Hire a Health Care Advocate Service. Did you know there are companies that specialize in negotiating medical bills on your behalf? A good health care advocate knows how to navigate through a complex bill, looking for billing errors and erroneous charges. They are also generally familiar with billing codes and procedures, and can offer a huge advantage in your negotiations. Research Medicare’s Billing Rates. Medicare has some of the lowest negotiated rates in the U.S. They typically pay less than most insurance companies for the same services. While not as easy as it sounds, identifying what Medicare would have paid for the services you have received is a great starting point for negotiating with the Physician’s billing department. Offer Cash on the Spot. Whether buying a car, a house, or anything else, nothing says “I’m serious” like “I can pay cash right now.”
You’ll help the doctor’s office avoid paying merchant processing fees, collection fees, and administrative costs. Offering to pay on the spot with the most desirable form of payment can give you an incredible advantage in lowering your bills. Health care spending accounts and Health Savings Accounts. Health care spending accounts and Health Savings Accounts let you deduct your contributions from federal, state and local income tax, as well as Social Security and Medicare taxes.
Health care spending accounts allow you to designate how much comes out of your paycheck up to the maximum limit your employer sets.

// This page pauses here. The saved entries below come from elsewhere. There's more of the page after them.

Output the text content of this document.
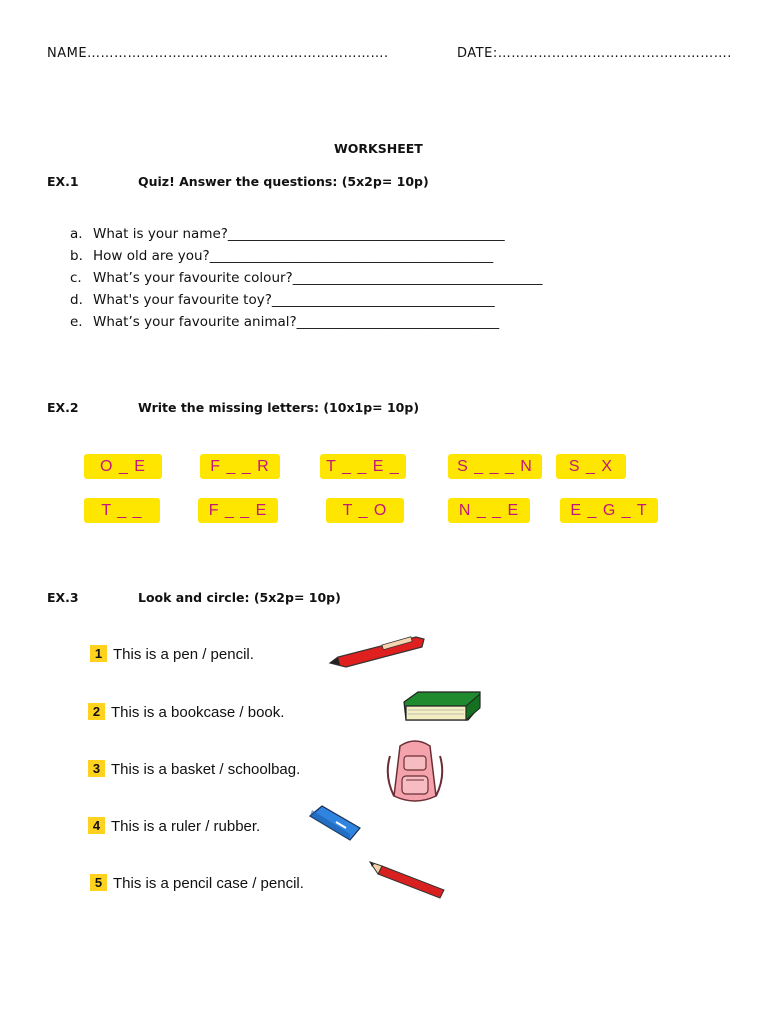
NAME………………………………………………………….	DATE:…………………………………………….
WORKSHEET
EX.1	Quiz! Answer the questions: (5x2p= 10p)
a. What is your name?_________________________________________
b. How old are you?__________________________________________
c. What’s your favourite colour?_____________________________________
d. What's your favourite toy?_________________________________
e. What’s your favourite animal?______________________________
EX.2	Write the missing letters: (10x1p= 10p)
O _ E	F _ _ R	T _ _ E _	S _ _ _ N	S _ X
T _ _	F _ _ E	T _ O	N _ _ E	E _ G _ T
EX.3	Look and circle: (5x2p= 10p)
1 This is a pen / pencil.
2 This is a bookcase / book.
3 This is a basket / schoolbag.
4 This is a ruler / rubber.
5 This is a pencil case / pencil.
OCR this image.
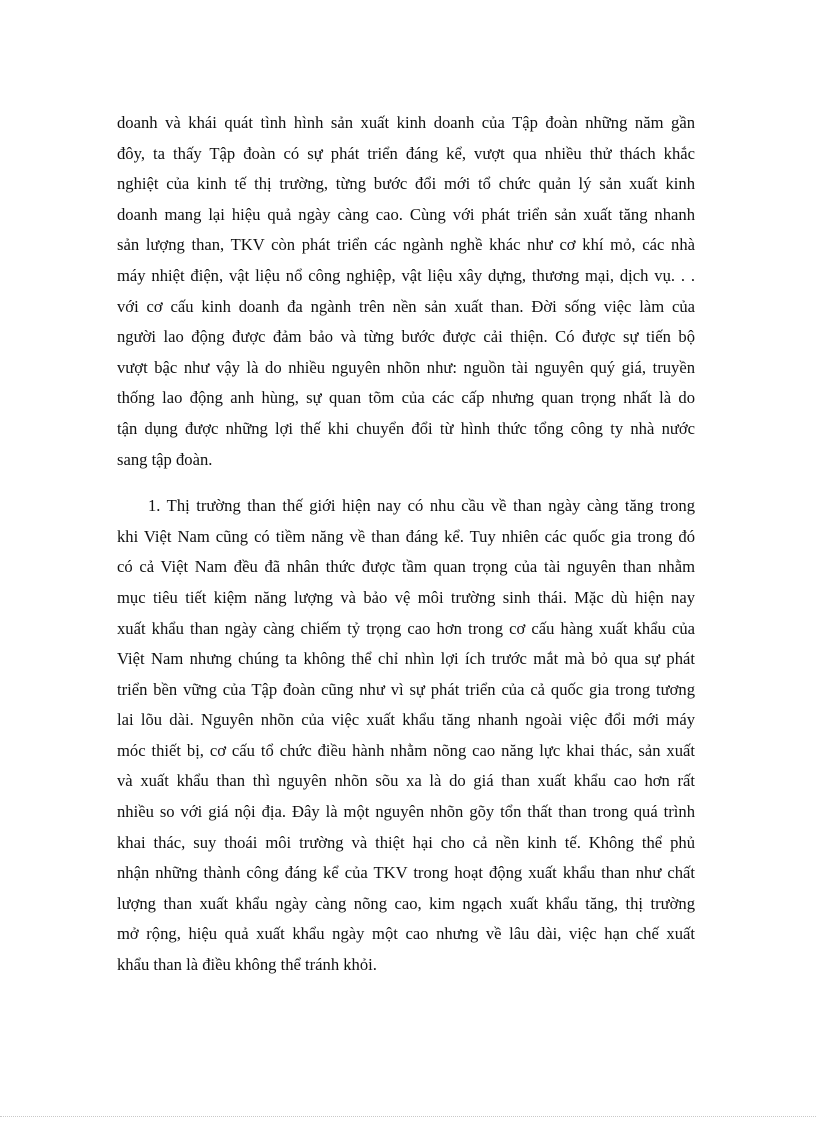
doanh và khái quát tình hình sản xuất kinh doanh của Tập đoàn những năm gần
đôy, ta thấy Tập đoàn có sự phát triển đáng kể, vượt qua nhiều thử thách khắc
nghiệt của kinh tế thị trường, từng bước đổi mới tổ chức quản lý sản xuất kinh
doanh mang lại hiệu quả ngày càng cao. Cùng với phát triển sản xuất tăng nhanh
sản lượng than, TKV còn phát triển các ngành nghề khác như cơ khí mỏ, các nhà
máy nhiệt điện, vật liệu nổ công nghiệp, vật liệu xây dựng, thương mại, dịch vụ. . .
với cơ cấu kinh doanh đa ngành trên nền sản xuất than. Đời sống việc làm của
người lao động được đảm bảo và từng bước được cải thiện. Có được sự tiến bộ
vượt bậc như vậy là do nhiều nguyên nhõn như: nguồn tài nguyên quý giá, truyền
thống lao động anh hùng, sự quan tõm của các cấp nhưng quan trọng nhất là do
tận dụng được những lợi thế khi chuyển đổi từ hình thức tổng công ty nhà nước
sang tập đoàn.
1. Thị trường than thế giới hiện nay có nhu cầu về than ngày càng tăng trong
khi Việt Nam cũng có tiềm năng về than đáng kể. Tuy nhiên các quốc gia trong đó
có cả Việt Nam đều đã nhân thức được tầm quan trọng của tài nguyên than nhằm
mục tiêu tiết kiệm năng lượng và bảo vệ môi trường sinh thái. Mặc dù hiện nay
xuất khẩu than ngày càng chiếm tỷ trọng cao hơn trong cơ cấu hàng xuất khẩu của
Việt Nam nhưng chúng ta không thể chỉ nhìn lợi ích trước mắt mà bỏ qua sự phát
triển bền vững của Tập đoàn cũng như vì sự phát triển của cả quốc gia trong tương
lai lõu dài. Nguyên nhõn của việc xuất khẩu tăng nhanh ngoài việc đổi mới máy
móc thiết bị, cơ cấu tổ chức điều hành nhằm nõng cao năng lực khai thác, sản xuất
và xuất khẩu than thì nguyên nhõn sõu xa là do giá than xuất khẩu cao hơn rất
nhiều so với giá nội địa. Đây là một nguyên nhõn gõy tổn thất than trong quá trình
khai thác, suy thoái môi trường và thiệt hại cho cả nền kinh tế. Không thể phủ
nhận những thành công đáng kể của TKV trong hoạt động xuất khẩu than như chất
lượng than xuất khẩu ngày càng nõng cao, kim ngạch xuất khẩu tăng, thị trường
mở rộng, hiệu quả xuất khẩu ngày một cao nhưng về lâu dài, việc hạn chế xuất
khẩu than là điều không thể tránh khỏi.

Health savings accounts allow you to save money in a specially designated account. Both allow you to use the saved funds toward qualified medical expenses tax free. Qualified services can include prescription drugs, co-payments, eyeglasses and more. The difference is with a health care spending account, you lose whatever you haven’t used each year. With a health savings account, you need an HSA qualified health plan, but you get to keep the money you haven’t used indefinitely.